Grandes marcas já consolidadas no mercado nacional se beneficiam do reconhecimento dos consumidores, que desejam a familiaridade associada aos produtos que já conhecem e confiam. Nostalgia e alusão a tempos “mais simples” ganham destaque por meio de relançamentos, em que chocolates de outrora voltam repaginados às gôndolas dos supermercados. Mesmo marcas emergentes aspirando à inovação exploram o anseio por conforto indulgente ao lançar chocolates que recriam sobremesas clássicas da doçaria brasileira, como arroz-doce, torta de limão, churros e brigadeiro.

Além do consumo emocional, outro fenômeno tem impulsionado as vendas de chocolate durante a pandemia: as medidas de isolamento social impuseram significativas restrições à mobilidade e deslocamento dos indivíduos e, desse modo, as limitações às viagens motivaram alguns consumidores a buscarem experiências sensoriais que os permitissem romper a rotina e viajar sem sair do lugar.

Segundo relatório de tendências do gigante Barry Callebaut, três quartos dos consumidores da região Ásia-Pacífico anseiam por experimentar chocolates diferentes e empolgantes, especialmente aqueles com sabores raros e exóticos. Além disso, 66% dos consumidores europeus consideram mais sofisticados e premium chocolates que narrem a história da origem dos ingredientes e de como foram feitos.

Destacam-se produtos que reflitam a autenticidade de outras culturas por meio da utilização de ingredientes inusitados em chocolates, como curry, matchá, chili e wasabi.
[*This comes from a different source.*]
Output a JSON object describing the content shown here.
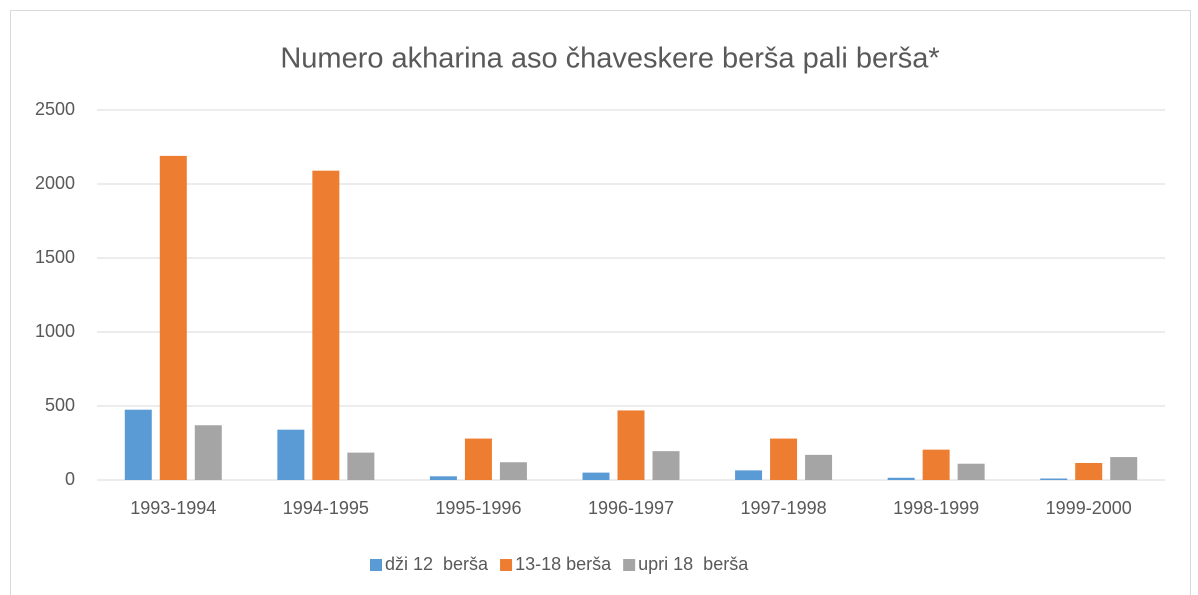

Nesse contexto, nichos do mercado brasileiro têm motivado uma espécie de destropicalização do sabor, um movimento contrário à tendência de adaptação dos pratos estrangeiros às preferências nacionais que ganhou força no final do século passado.

A demanda por chocolates com cacau de origem também tem crescido entre consumidores mais conscientes e viajados, devido às nuances de sabor e aroma relacionadas ao terroir do cacau que incentivam experimentação e escapismo pelos sentidos.

Chocolate é um alimento extraordinário por sensibilizar indivíduos em duas necessidades humanas essencialmente contraditórias, que são o senso de conforto e pertencimento e a busca por aventura e novidade. No fim das contas, entretanto, ambas se resumem à recompensa hedônica provocada pelas suas características sensoriais.

Portanto, entender como encantar os sentidos dos consumidores é essencial para conquistar sucesso comercial. Apesar dos desafios tecnológicos envolvidos na criação de produtos de qualidade excepcional, existem oportunidades pouco exploradas de inovação no mercado brasileiro de chocolates.